Enes'in devam etmesini beklememe rağmen susup korku sınırlarımı daha da yükseltmişti. "Aslına bakarsan ne?" diyerek arsızlık yaptım. Gözlerini kahvesinden alıp benim gözlerimle buluşturdu. "Hatırlıyorum," dedi bir çırpıda. Kalbimin hızına artık yetişemiyordum. Bu cevabı karşında karnımın içindeki balıklar tekrar harekete geçti. Ne diyeceğimi bilemez halde ona bakıyordum. "Hatırlıyorum evet," dedi tüm utangaç sesini kullanarak. "Sarhoştum ve..." durdu. Kalbim söyleyeceği şeyi merakla bekliyordu.

Uzun bir süre devam etmesini beklediğim halde devam etmemişti. "Ve ne?"dedim, kalbimin gümbürtüsüne ters düşen bir soğuklukla. Gözlerini gözlerime dikti. Bu cesaretim karşında şaşkına dönmüştü. Kahvelerimizden bir yudum dahi almamıştık. Üstündeki köpüğü yavaş yavaş kayboluyordu. "Bocalıyorum Zeynep,"dedi.
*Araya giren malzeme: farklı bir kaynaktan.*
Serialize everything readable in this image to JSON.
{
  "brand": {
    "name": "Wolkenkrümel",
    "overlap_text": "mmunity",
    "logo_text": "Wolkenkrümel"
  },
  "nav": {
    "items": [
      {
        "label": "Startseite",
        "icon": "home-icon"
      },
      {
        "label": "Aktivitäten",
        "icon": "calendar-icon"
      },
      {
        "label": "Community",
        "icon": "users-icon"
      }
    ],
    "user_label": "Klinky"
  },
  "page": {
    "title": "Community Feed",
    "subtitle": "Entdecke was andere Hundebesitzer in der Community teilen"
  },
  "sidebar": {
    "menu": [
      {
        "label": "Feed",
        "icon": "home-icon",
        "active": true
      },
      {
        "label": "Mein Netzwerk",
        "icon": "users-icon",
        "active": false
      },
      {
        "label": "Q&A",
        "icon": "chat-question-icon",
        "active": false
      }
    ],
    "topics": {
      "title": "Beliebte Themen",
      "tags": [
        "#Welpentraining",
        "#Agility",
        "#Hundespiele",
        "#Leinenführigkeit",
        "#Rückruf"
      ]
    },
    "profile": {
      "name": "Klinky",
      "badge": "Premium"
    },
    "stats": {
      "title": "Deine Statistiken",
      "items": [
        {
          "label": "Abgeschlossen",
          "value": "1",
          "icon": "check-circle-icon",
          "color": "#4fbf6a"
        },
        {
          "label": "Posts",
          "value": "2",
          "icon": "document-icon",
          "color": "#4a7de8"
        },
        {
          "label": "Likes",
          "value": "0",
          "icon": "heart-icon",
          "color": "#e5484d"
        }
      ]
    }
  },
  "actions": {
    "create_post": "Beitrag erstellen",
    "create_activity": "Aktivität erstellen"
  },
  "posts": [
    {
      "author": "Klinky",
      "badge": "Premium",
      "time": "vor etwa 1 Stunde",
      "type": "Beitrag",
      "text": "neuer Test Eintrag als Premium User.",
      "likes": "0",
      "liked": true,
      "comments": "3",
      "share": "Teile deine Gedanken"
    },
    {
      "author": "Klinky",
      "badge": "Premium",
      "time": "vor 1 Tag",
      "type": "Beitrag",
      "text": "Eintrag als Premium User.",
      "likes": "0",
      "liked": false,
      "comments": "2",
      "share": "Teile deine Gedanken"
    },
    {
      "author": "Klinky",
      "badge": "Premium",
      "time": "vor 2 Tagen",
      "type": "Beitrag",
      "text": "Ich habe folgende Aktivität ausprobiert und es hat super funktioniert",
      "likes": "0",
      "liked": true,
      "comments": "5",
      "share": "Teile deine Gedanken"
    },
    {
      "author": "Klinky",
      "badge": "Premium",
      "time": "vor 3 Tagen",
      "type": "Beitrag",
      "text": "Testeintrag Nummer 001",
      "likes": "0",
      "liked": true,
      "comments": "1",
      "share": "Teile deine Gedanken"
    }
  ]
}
Kaşlarım söylediği şeyi anlamlandıramayarak havaya kalktı. Kalbim daha istediğini alamamıştı. Oturup heyecan ile dudaklarının arasından çıkacak kelimeleri bekliyordu. "Aniden beni öpüyorsun, aniden sarılıyorsun ve öyle..." Konuşup konuşup duraklamasından dolayı geçen dakikalar kahvelerimizi soğutmuştu. "Öyle bakıyorsun işte,"dedi ve kahve tabağında duran çikolatalardan sütlü olanı ağzına attı. "Hangi erkek bu davranışlarından sonra bocalamaz ki?" diye devam etti, ağzındaki çikolatayı yuttuktan sonra. "Bu kişi öğretmenin bile olsa..."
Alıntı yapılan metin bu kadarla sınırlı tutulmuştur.